LAUSR

Abstract This paper presents a frequency domain spectral finite element model (SFEM) for studying wave propagation in laminated composite shell panels. The SFEM formulation is derived using two different theories: (i) the first order shear deformation theory (FSDT) that takes shear deformation into consideration, and (ii) the classical shell theory (CST) that neglects shear deformation. The spectral approach here is based on the use of fast Fourier transform (FFT) and inverse fast Fourier transform (IFFT). The spectral element uses exact shape functions and a frequency dependent exact dynamic stiffness matrix is obtained relating the nodal displacements to the nodal forces of an element. The formulation is validated by comparing the present results for wavenumber dispersion and natural frequencies with the published results.

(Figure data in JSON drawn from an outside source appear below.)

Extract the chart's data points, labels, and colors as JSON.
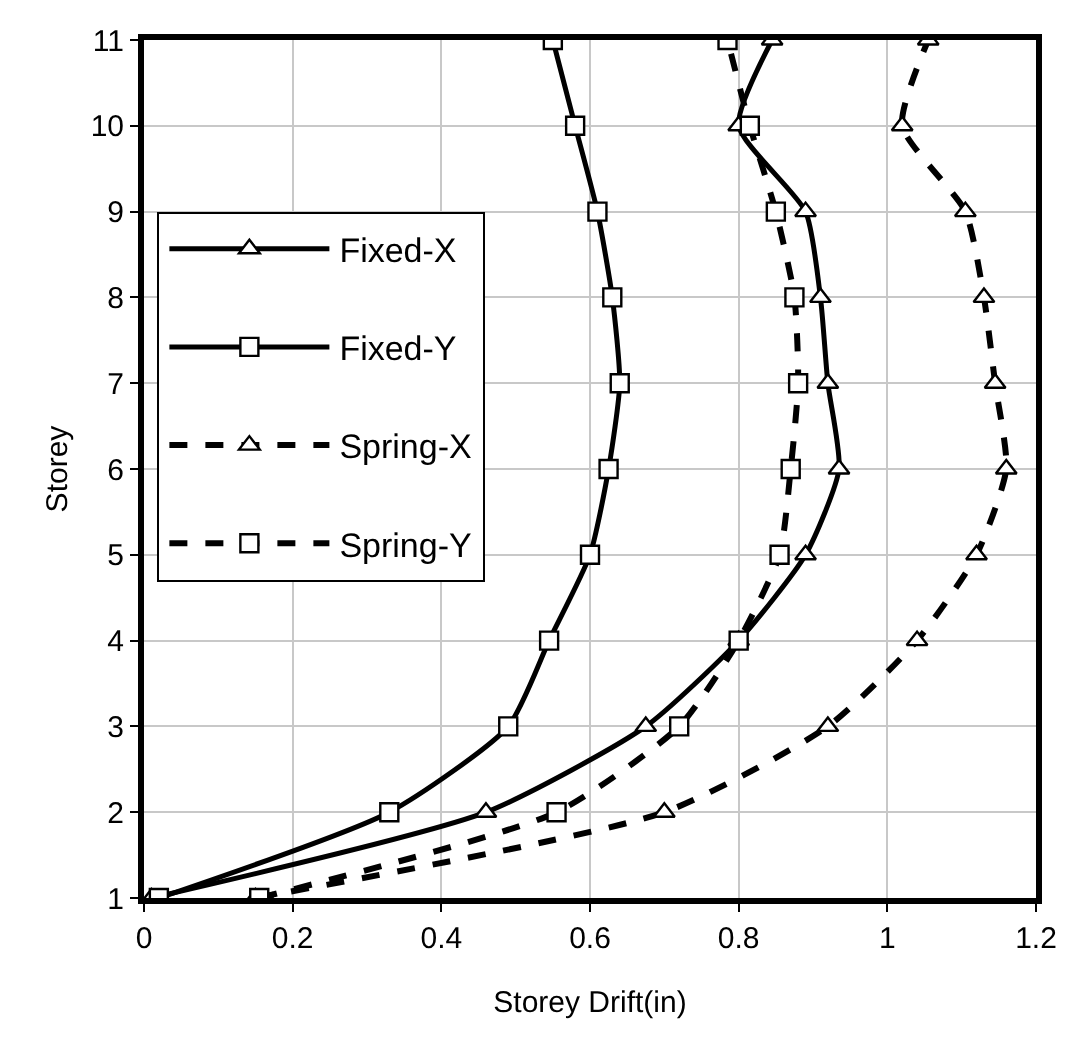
{
  "chart_data": {
    "type": "line",
    "xlabel": "Storey Drift(in)",
    "ylabel": "Storey",
    "xlim": [
      0,
      1.2
    ],
    "xticks": [
      0,
      0.2,
      0.4,
      0.6,
      0.8,
      1,
      1.2
    ],
    "ylim": [
      1,
      11
    ],
    "yticks": [
      1,
      2,
      3,
      4,
      5,
      6,
      7,
      8,
      9,
      10,
      11
    ],
    "grid": true,
    "legend": "left",
    "series": [
      {
        "name": "Fixed-X",
        "color": "#000000",
        "marker": "triangle",
        "line_style": "solid",
        "x": [
          0.01,
          0.46,
          0.675,
          0.8,
          0.89,
          0.935,
          0.92,
          0.91,
          0.89,
          0.8,
          0.845
        ],
        "values": [
          1,
          2,
          3,
          4,
          5,
          6,
          7,
          8,
          9,
          10,
          11
        ]
      },
      {
        "name": "Fixed-Y",
        "color": "#000000",
        "marker": "square",
        "line_style": "solid",
        "x": [
          0.02,
          0.33,
          0.49,
          0.545,
          0.6,
          0.625,
          0.64,
          0.63,
          0.61,
          0.58,
          0.55
        ],
        "values": [
          1,
          2,
          3,
          4,
          5,
          6,
          7,
          8,
          9,
          10,
          11
        ]
      },
      {
        "name": "Spring-X",
        "color": "#000000",
        "marker": "triangle",
        "line_style": "dashed",
        "x": [
          0.15,
          0.7,
          0.92,
          1.04,
          1.12,
          1.16,
          1.145,
          1.13,
          1.105,
          1.02,
          1.055
        ],
        "values": [
          1,
          2,
          3,
          4,
          5,
          6,
          7,
          8,
          9,
          10,
          11
        ]
      },
      {
        "name": "Spring-Y",
        "color": "#000000",
        "marker": "square",
        "line_style": "dashed",
        "x": [
          0.155,
          0.555,
          0.72,
          0.8,
          0.855,
          0.87,
          0.88,
          0.875,
          0.85,
          0.815,
          0.785
        ],
        "values": [
          1,
          2,
          3,
          4,
          5,
          6,
          7,
          8,
          9,
          10,
          11
        ]
      }
    ]
  }
}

The present SFEM is then used to perform wavenumber dispersion, phase and group velocities, and wave propagation analyses of laminated composite shell panels. The numerical studies show that the wavenumbers obtained from the SFEM based on the CST are significantly different from those of the FSDT at high frequencies. The CST results for the group velocity and wave propagation response to tone burst excitation show significant deviation from the FSDT results for out-of-plane A0 flexural mode even at relatively low frequencies. The orthotropy ratio and lamination arrangements in a composite shell panel have significant effect on the group velocity as well as the flexural mode wave propagation response.